2.                     Le recourant conteste la valeur de rendement arrêtée. Il soutient qu'en partant du rendement brut capitalisé au taux usuel, la commission a commis un excès de pouvoir négatif, en ce sens qu'elle n'a pas fait usage de sa liberté d'appréciation et n'a pas tenu compte de la situation même de sa parcelle qui subit des nuisances du fait de l'activité de l'entreprise Martin Frères SA.

                                a) Selon l'art. 2 de la loi du 18 novembre 1935 sur l'estimation fiscale des immeubles (LEFI), l'estimation fiscale d'un bien-fonds est calculée en prenant la moyenne entre sa valeur vénale et sa valeur de rendement.
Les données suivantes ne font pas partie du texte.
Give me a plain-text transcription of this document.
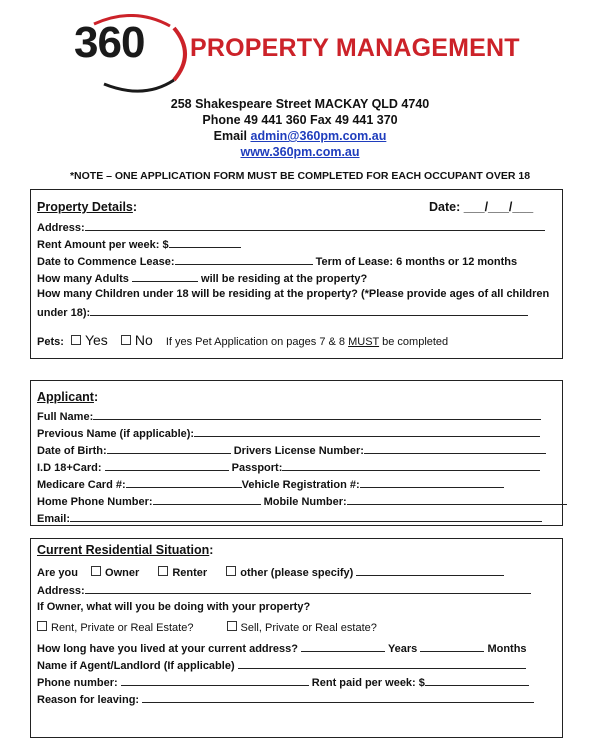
360 PROPERTY MANAGEMENT
258 Shakespeare Street MACKAY QLD 4740
Phone 49 441 360 Fax 49 441 370
Email admin@360pm.com.au
www.360pm.com.au
*NOTE – ONE APPLICATION FORM MUST BE COMPLETED FOR EACH OCCUPANT OVER 18
Property Details:	Date: ___/___/___
Address:
Rent Amount per week: $
Date to Commence Lease:	Term of Lease: 6 months or 12 months
How many Adults	will be residing at the property?
How many Children under 18 will be residing at the property? (*Please provide ages of all children
under 18):
Pets: Yes No If yes Pet Application on pages 7 & 8 MUST be completed
Applicant:
Full Name:
Previous Name (if applicable):
Date of Birth:	Drivers License Number:
I.D 18+Card:	Passport:
Medicare Card #:	Vehicle Registration #:
Home Phone Number:	Mobile Number:
Email:
Current Residential Situation:
Are you Owner	Renter	other (please specify)
Address:
If Owner, what will you be doing with your property?
Rent, Private or Real Estate?	Sell, Private or Real estate?
How long have you lived at your current address?	Years	Months
Name if Agent/Landlord (If applicable)
Phone number:	Rent paid per week: $
Reason for leaving:
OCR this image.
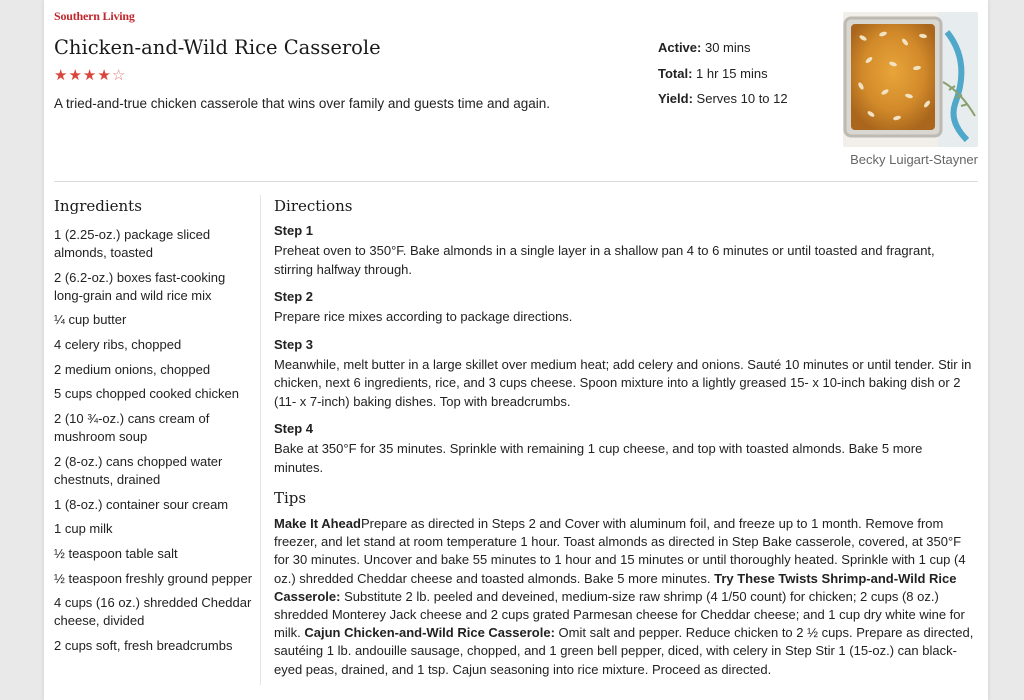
Southern Living
Chicken-and-Wild Rice Casserole
★ ★ ★ ★ ☆

A tried-and-true chicken casserole that wins over family and guests time and again.

Active: 30 mins
Total: 1 hr 15 mins
Yield: Serves 10 to 12
Becky Luigart-Stayner
Ingredients
1 (2.25-oz.) package sliced almonds, toasted
2 (6.2-oz.) boxes fast-cooking long-grain and wild rice mix
¼ cup butter
4 celery ribs, chopped
2 medium onions, chopped
5 cups chopped cooked chicken
2 (10 ¾-oz.) cans cream of mushroom soup
2 (8-oz.) cans chopped water chestnuts, drained
1 (8-oz.) container sour cream
1 cup milk
½ teaspoon table salt
½ teaspoon freshly ground pepper
4 cups (16 oz.) shredded Cheddar cheese, divided
2 cups soft, fresh breadcrumbs
Directions
Step 1

Preheat oven to 350°F. Bake almonds in a single layer in a shallow pan 4 to 6 minutes or until toasted and fragrant, stirring halfway through.

Step 2

Prepare rice mixes according to package directions.

Step 3

Meanwhile, melt butter in a large skillet over medium heat; add celery and onions. Sauté 10 minutes or until tender. Stir in chicken, next 6 ingredients, rice, and 3 cups cheese. Spoon mixture into a lightly greased 15- x 10-inch baking dish or 2 (11- x 7-inch) baking dishes. Top with breadcrumbs.

Step 4

Bake at 350°F for 35 minutes. Sprinkle with remaining 1 cup cheese, and top with toasted almonds. Bake 5 more minutes.

Tips

Make It AheadPrepare as directed in Steps 2 and Cover with aluminum foil, and freeze up to 1 month. Remove from freezer, and let stand at room temperature 1 hour. Toast almonds as directed in Step Bake casserole, covered, at 350°F for 30 minutes. Uncover and bake 55 minutes to 1 hour and 15 minutes or until thoroughly heated. Sprinkle with 1 cup (4 oz.) shredded Cheddar cheese and toasted almonds. Bake 5 more minutes. Try These Twists Shrimp-and-Wild Rice Casserole: Substitute 2 lb. peeled and deveined, medium-size raw shrimp (4 1/50 count) for chicken; 2 cups (8 oz.) shredded Monterey Jack cheese and 2 cups grated Parmesan cheese for Cheddar cheese; and 1 cup dry white wine for milk. Cajun Chicken-and-Wild Rice Casserole: Omit salt and pepper. Reduce chicken to 2 ½ cups. Prepare as directed, sautéing 1 lb. andouille sausage, chopped, and 1 green bell pepper, diced, with celery in Step Stir 1 (15-oz.) can black-eyed peas, drained, and 1 tsp. Cajun seasoning into rice mixture. Proceed as directed.
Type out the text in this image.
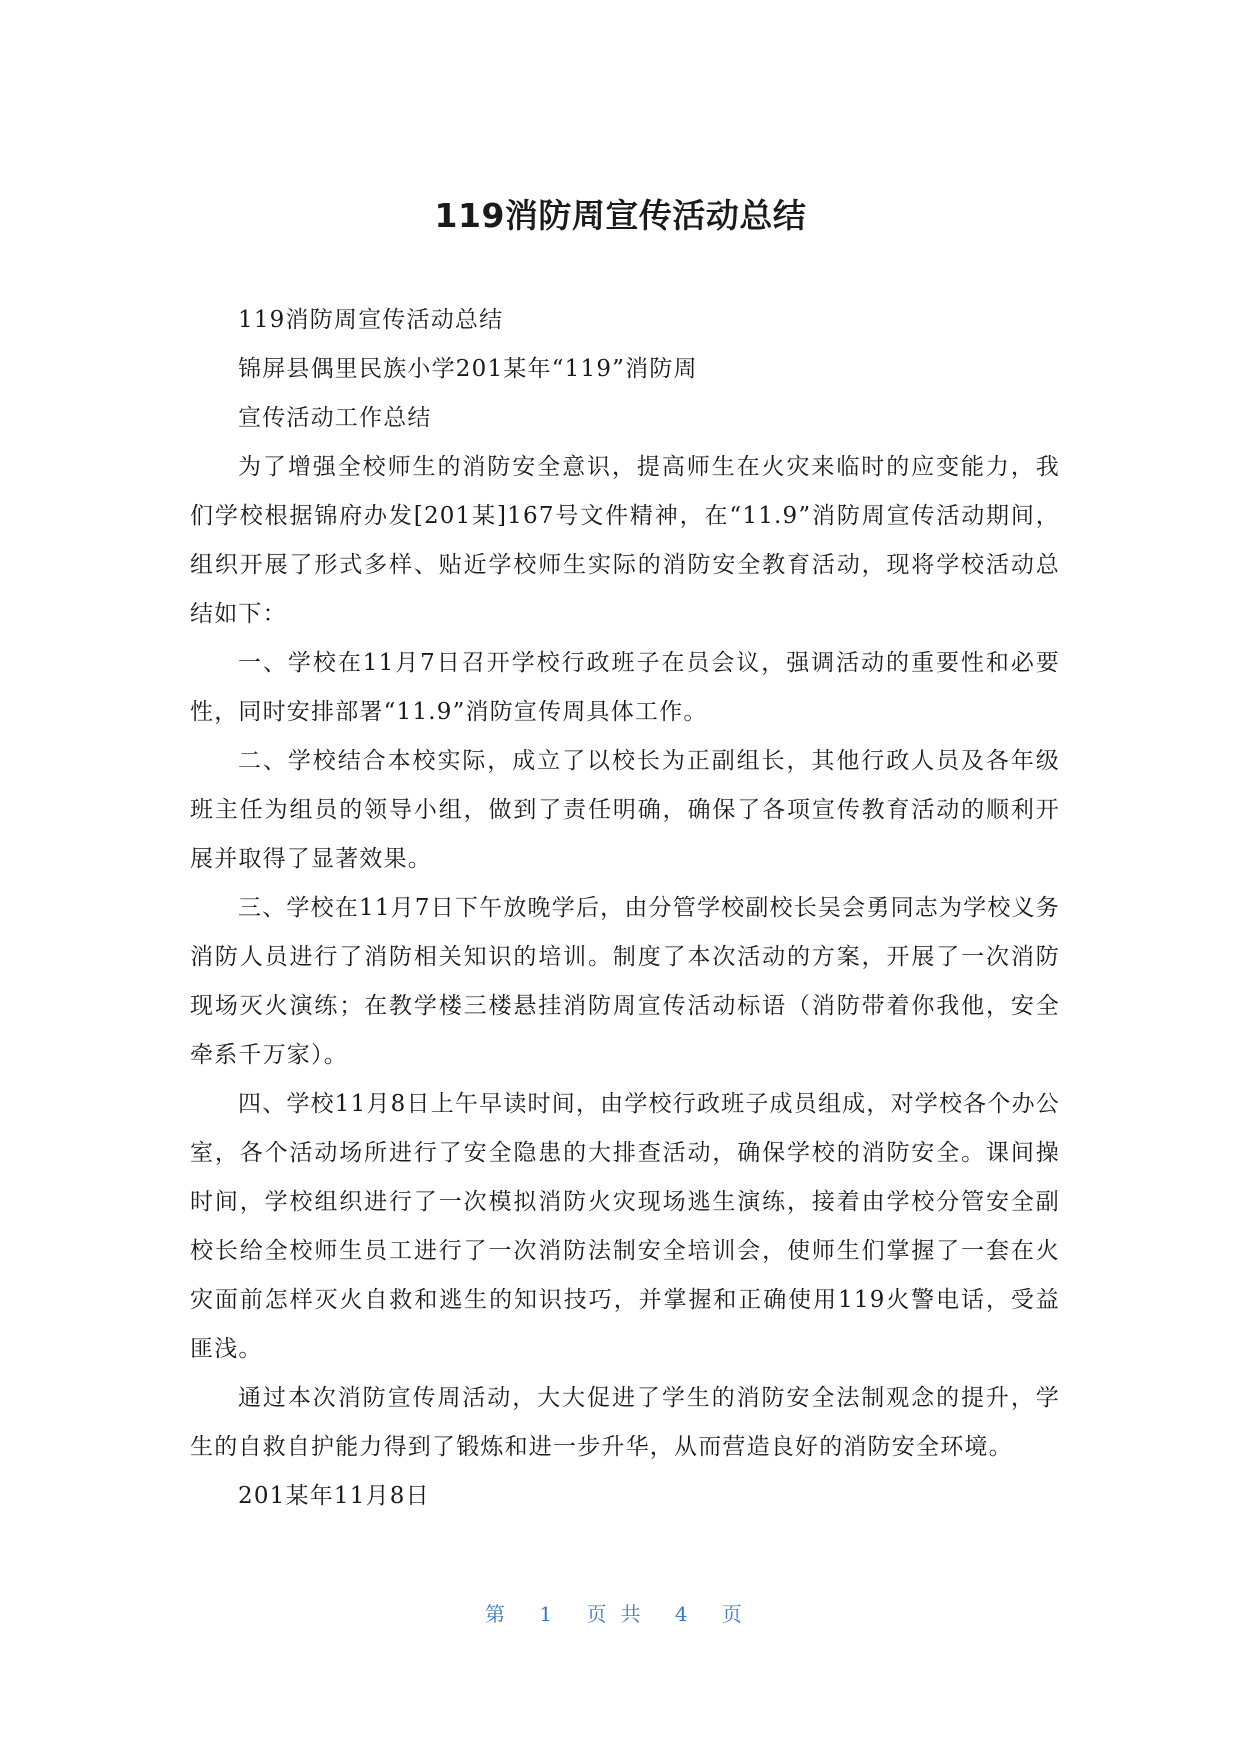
119消防周宣传活动总结

119消防周宣传活动总结

锦屏县偶里民族小学201某年“119”消防周

宣传活动工作总结

为了增强全校师生的消防安全意识，提高师生在火灾来临时的应变能力，我们学校根据锦府办发[201某]167号文件精神，在“11.9”消防周宣传活动期间，组织开展了形式多样、贴近学校师生实际的消防安全教育活动，现将学校活动总结如下：

一、学校在11月7日召开学校行政班子在员会议，强调活动的重要性和必要性，同时安排部署“11.9”消防宣传周具体工作。

二、学校结合本校实际，成立了以校长为正副组长，其他行政人员及各年级班主任为组员的领导小组，做到了责任明确，确保了各项宣传教育活动的顺利开展并取得了显著效果。

三、学校在11月7日下午放晚学后，由分管学校副校长吴会勇同志为学校义务消防人员进行了消防相关知识的培训。制度了本次活动的方案，开展了一次消防现场灭火演练；在教学楼三楼悬挂消防周宣传活动标语（消防带着你我他，安全牵系千万家）。

四、学校11月8日上午早读时间，由学校行政班子成员组成，对学校各个办公室，各个活动场所进行了安全隐患的大排查活动，确保学校的消防安全。课间操时间，学校组织进行了一次模拟消防火灾现场逃生演练，接着由学校分管安全副校长给全校师生员工进行了一次消防法制安全培训会，使师生们掌握了一套在火灾面前怎样灭火自救和逃生的知识技巧，并掌握和正确使用119火警电话，受益匪浅。

通过本次消防宣传周活动，大大促进了学生的消防安全法制观念的提升，学生的自救自护能力得到了锻炼和进一步升华，从而营造良好的消防安全环境。

201某年11月8日

第 1 页共 4 页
                        Aux termes de l'art. 2 al. 3 LEFI, la valeur de rendement correspond au rendement brut ou net capitalisé à un taux tenant compte du loyer de l'argent et des charges annuelles et périodiques. Quant à l'art. 7 REFI, il précise que la capitalisation s'opère sur la base d'un taux de 5 à 6% du rendement net ou, dans la règle, de 6 à 9% du rendement brut selon le genre d'immeuble. S'agissant d'une villa, l'art. 22 LEFI, qui renvoie à l'art. 21, ajoute que cette valeur s'obtient en capitalisant le revenu normal à un taux variant suivant le genre de construction, la situation et l'état de l'immeuble; la justification du taux doit en outre résulter d'une prise en considération des frais généraux et des frais d'entretien. L'art. 22 précise également que le taux appliqué sera inférieur à celui des immeubles locatifs (al. 2) et que, si la villa est habitée par le propriétaire, la commission de district estimera le loyer (al. 3).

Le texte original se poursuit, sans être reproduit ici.